A native of Schenectady, N.Y., Mr. Schermerhorn became a professional musician at age 14, joining a dance band that played in nightclubs.

He graduated from the New England Conservatory of Music and played trumpet with the Boston Symphony Orchestra, the Kansas City Philharmonic, and several other orchestras before being drafted into the Army.

The military sent him to Germany and gave him, by chance, his first conducting job when a general eager to prove the sophistication of Americans boasted that the US Seventh Army had a symphony orchestra.

''Well, the next day the order went out to form a symphony orchestra and I found myself conducting a group of soldiers who turned out to be graduates of very good music schools -- Juilliard, the New England Conservatory, and the like. It was great fun," Mr. Schermerhorn recalled, according to a symphony news release.

After the service, Mr. Schermerhorn began studying at Berkshire Music Institute at Tanglewood, where he won the Serge Koussevitzky Memorial Conducting Award for two consecutive years. He also met Bernstein, who named him assistant conductor at the New York Philharmonic.

''He was my first real and certainly my most important teacher," Mr. Schermerhorn said of Bernstein.

Mr. Schermerhorn was appointed music director of the American Ballet Theater when he was 28. After leaving in 1968, he returned to the company in 1982 for two years at the request of then-artistic director Mikhail Baryshnikov.

Mr. Schermerhorn conducted the orchestra for the 1977 video recording of Baryshnikov's ''The Nutcracker."

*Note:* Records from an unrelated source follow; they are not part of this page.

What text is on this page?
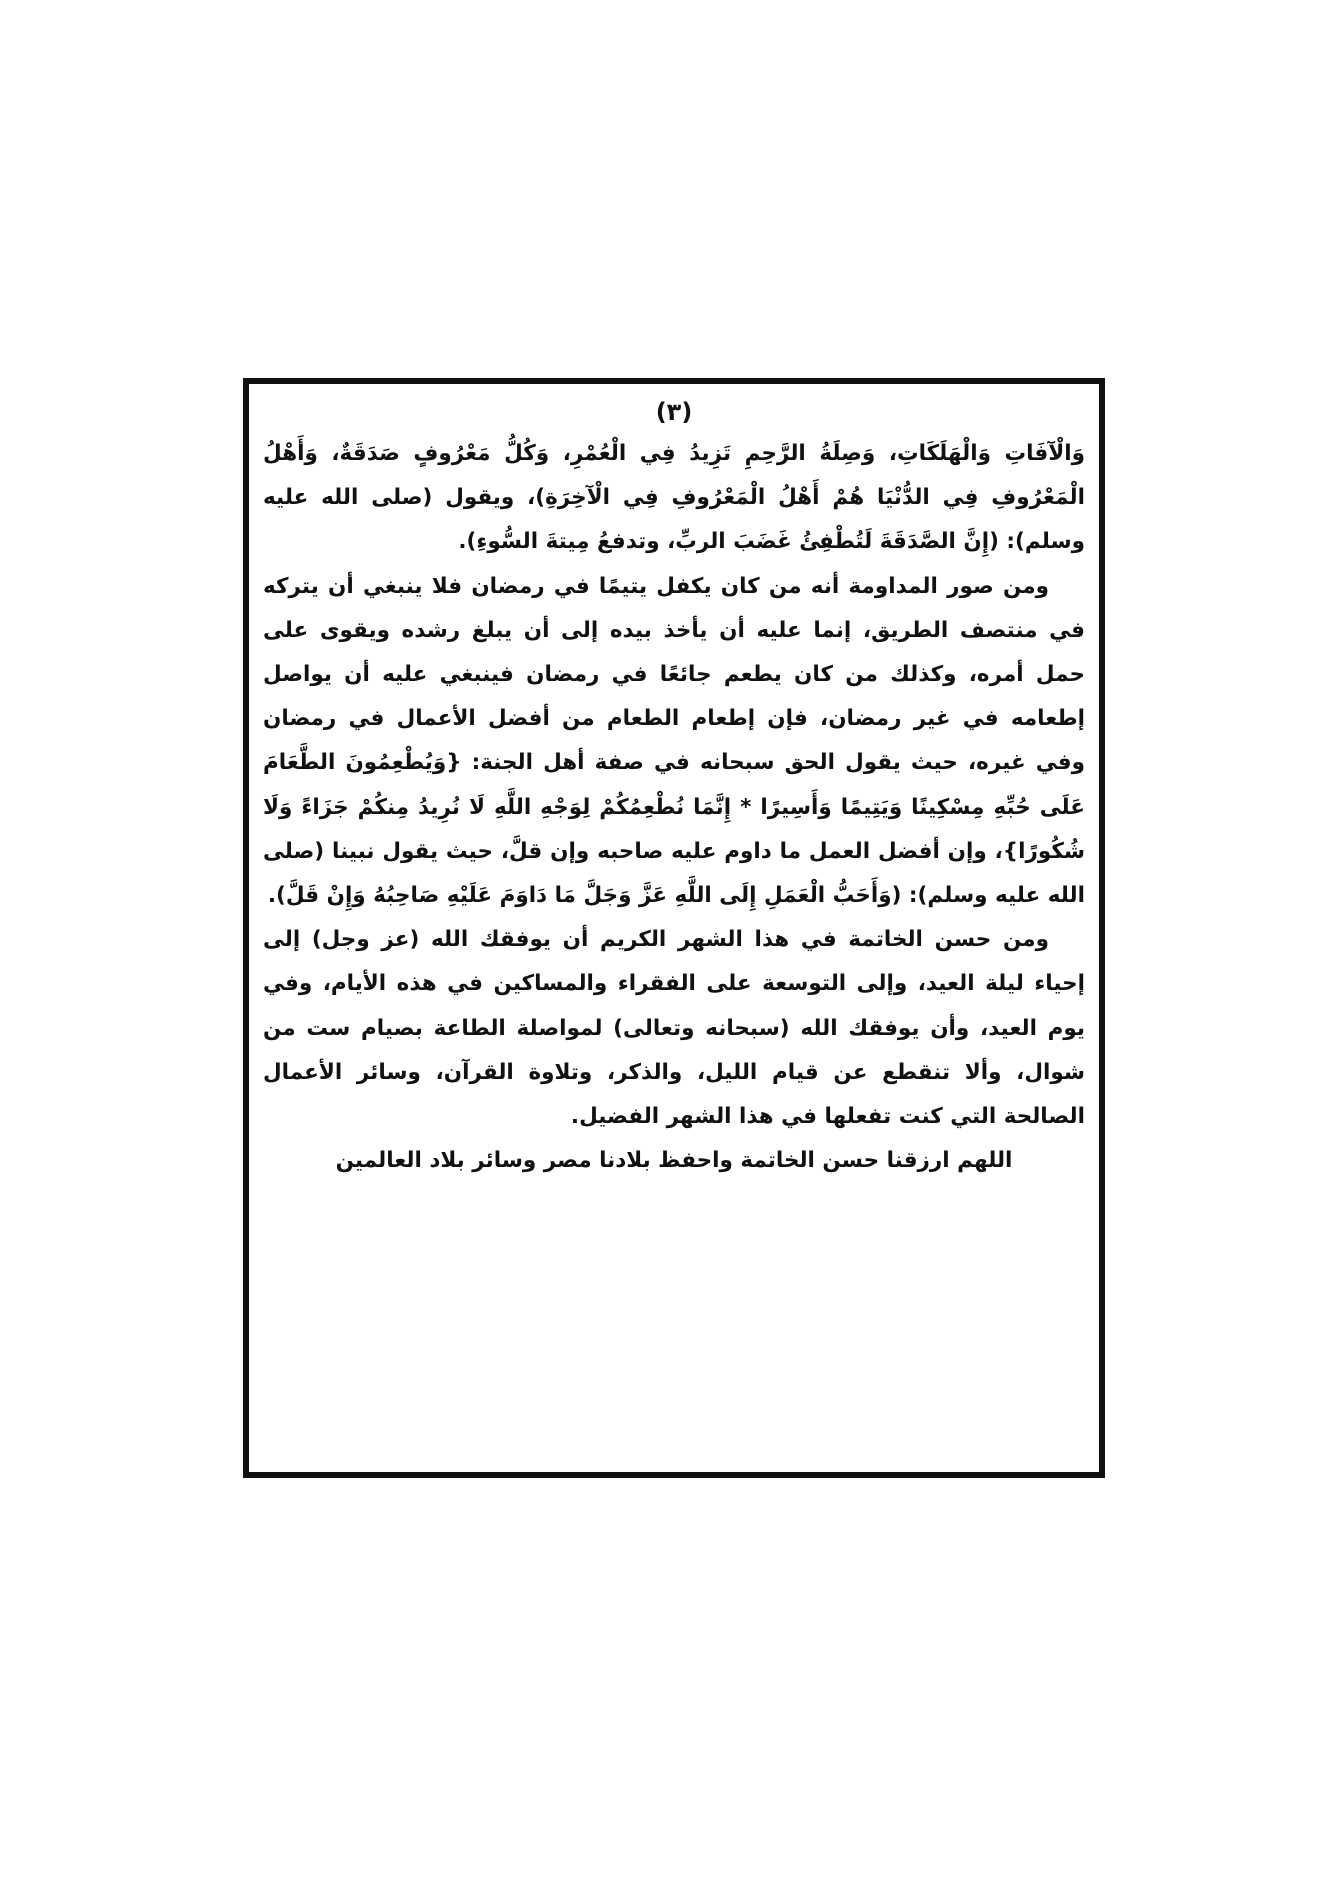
(٣)

وَالْآفَاتِ وَالْهَلَكَاتِ، وَصِلَةُ الرَّحِمِ تَزِيدُ فِي الْعُمْرِ، وَكُلُّ مَعْرُوفٍ صَدَقَةٌ، وَأَهْلُ الْمَعْرُوفِ فِي الدُّنْيَا هُمْ أَهْلُ الْمَعْرُوفِ فِي الْآخِرَةِ)، ويقول (صلى الله عليه وسلم): (إِنَّ الصَّدَقَةَ لَتُطْفِئُ غَضَبَ الربِّ، وتدفعُ مِيتةَ السُّوءِ).

ومن صور المداومة أنه من كان يكفل يتيمًا في رمضان فلا ينبغي أن يتركه في منتصف الطريق، إنما عليه أن يأخذ بيده إلى أن يبلغ رشده ويقوى على حمل أمره، وكذلك من كان يطعم جائعًا في رمضان فينبغي عليه أن يواصل إطعامه في غير رمضان، فإن إطعام الطعام من أفضل الأعمال في رمضان وفي غيره، حيث يقول الحق سبحانه في صفة أهل الجنة: {وَيُطْعِمُونَ الطَّعَامَ عَلَى حُبِّهِ مِسْكِينًا وَيَتِيمًا وَأَسِيرًا * إِنَّمَا نُطْعِمُكُمْ لِوَجْهِ اللَّهِ لَا نُرِيدُ مِنكُمْ جَزَاءً وَلَا شُكُورًا}، وإن أفضل العمل ما داوم عليه صاحبه وإن قلَّ، حيث يقول نبينا (صلى الله عليه وسلم): (وَأَحَبُّ الْعَمَلِ إِلَى اللَّهِ عَزَّ وَجَلَّ مَا دَاوَمَ عَلَيْهِ صَاحِبُهُ وَإِنْ قَلَّ).

ومن حسن الخاتمة في هذا الشهر الكريم أن يوفقك الله (عز وجل) إلى إحياء ليلة العيد، وإلى التوسعة على الفقراء والمساكين في هذه الأيام، وفي يوم العيد، وأن يوفقك الله (سبحانه وتعالى) لمواصلة الطاعة بصيام ست من شوال، وألا تنقطع عن قيام الليل، والذكر، وتلاوة القرآن، وسائر الأعمال الصالحة التي كنت تفعلها في هذا الشهر الفضيل.

اللهم ارزقنا حسن الخاتمة واحفظ بلادنا مصر وسائر بلاد العالمين
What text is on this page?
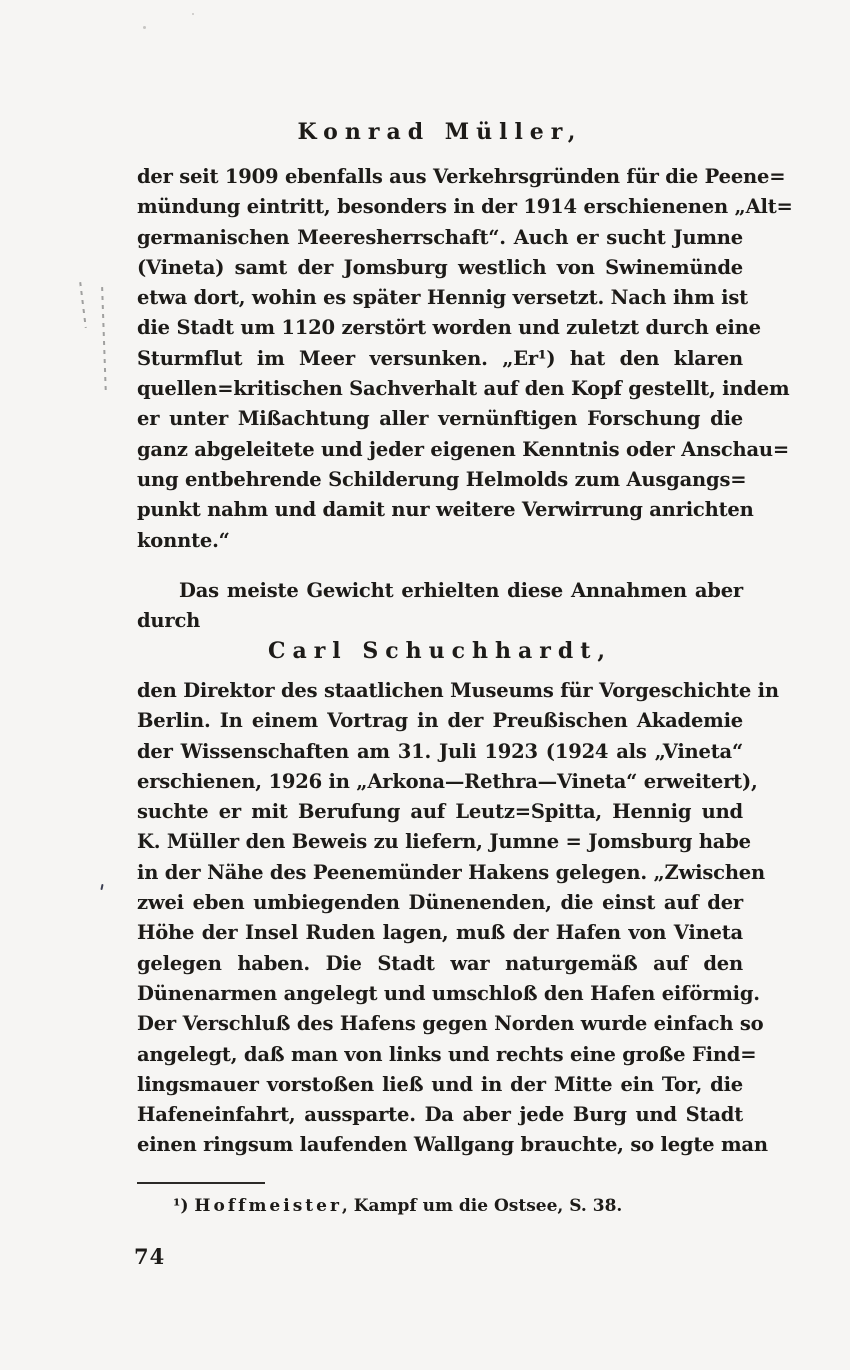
Konrad Müller,
der seit 1909 ebenfalls aus Verkehrsgründen für die Peene=
mündung eintritt, besonders in der 1914 erschienenen „Alt=
germanischen Meeresherrschaft“. Auch er sucht Jumne
(Vineta) samt der Jomsburg westlich von Swinemünde
etwa dort, wohin es später Hennig versetzt. Nach ihm ist
die Stadt um 1120 zerstört worden und zuletzt durch eine
Sturmflut im Meer versunken. „Er¹) hat den klaren
quellen=kritischen Sachverhalt auf den Kopf gestellt, indem
er unter Mißachtung aller vernünftigen Forschung die
ganz abgeleitete und jeder eigenen Kenntnis oder Anschau=
ung entbehrende Schilderung Helmolds zum Ausgangs=
punkt nahm und damit nur weitere Verwirrung anrichten
konnte.“
Das meiste Gewicht erhielten diese Annahmen aber
durch
Carl Schuchhardt,
den Direktor des staatlichen Museums für Vorgeschichte in
Berlin. In einem Vortrag in der Preußischen Akademie
der Wissenschaften am 31. Juli 1923 (1924 als „Vineta“
erschienen, 1926 in „Arkona—Rethra—Vineta“ erweitert),
suchte er mit Berufung auf Leutz=Spitta, Hennig und
K. Müller den Beweis zu liefern, Jumne = Jomsburg habe
in der Nähe des Peenemünder Hakens gelegen. „Zwischen
zwei eben umbiegenden Dünenenden, die einst auf der
Höhe der Insel Ruden lagen, muß der Hafen von Vineta
gelegen haben. Die Stadt war naturgemäß auf den
Dünenarmen angelegt und umschloß den Hafen eiförmig.
Der Verschluß des Hafens gegen Norden wurde einfach so
angelegt, daß man von links und rechts eine große Find=
lingsmauer vorstoßen ließ und in der Mitte ein Tor, die
Hafeneinfahrt, aussparte. Da aber jede Burg und Stadt
einen ringsum laufenden Wallgang brauchte, so legte man
¹) Hoffmeister, Kampf um die Ostsee, S. 38.
74
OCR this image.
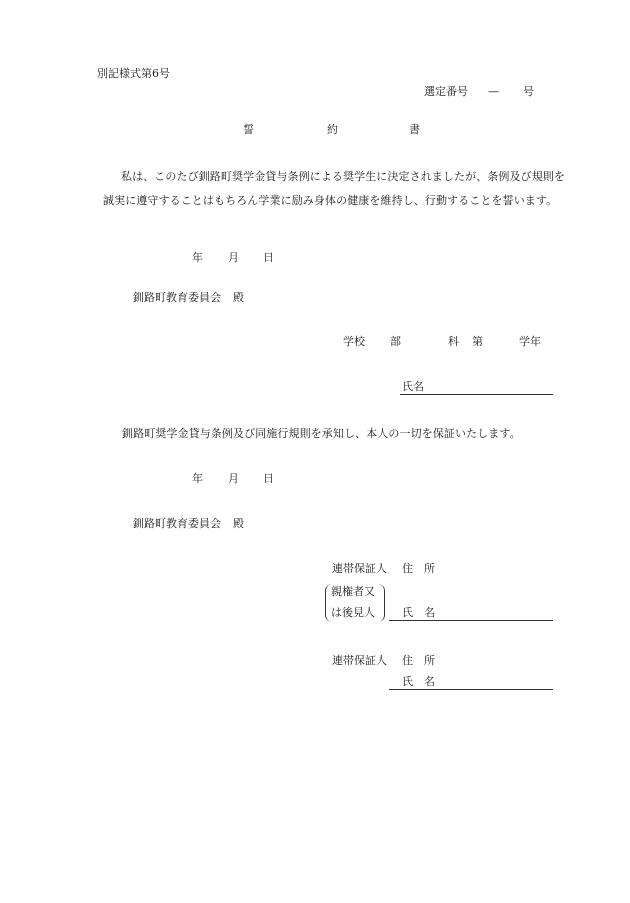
別記様式第6号
選定番号 — 号
誓	約	書

私は、このたび釧路町奨学金貸与条例による奨学生に決定されましたが、条例及び規則を誠実に遵守することはもちろん学業に励み身体の健康を維持し、行動することを誓います。

年 月 日
釧路町教育委員会 殿
学校 部	科 第	学年
氏名
釧路町奨学金貸与条例及び同施行規則を承知し、本人の一切を保証いたします。
年 月 日
釧路町教育委員会 殿
連帯保証人 住　所
親権者又
は後見人 氏　名
連帯保証人 住　所
氏　名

Mr. Schermerhorn previously was the music director of the Milwaukee Symphony for 12 years and music director of the New Jersey Symphony. He also composed more than 50 choral, orchestra, and chamber works.

A new symphony hall under construction in Nashville is named for Mr. Schermerhorn and is to open next year.

He leaves two daughters, a son, a sister, and several grandchildren.

A memorial service and concert will be held April 25 in Nashville.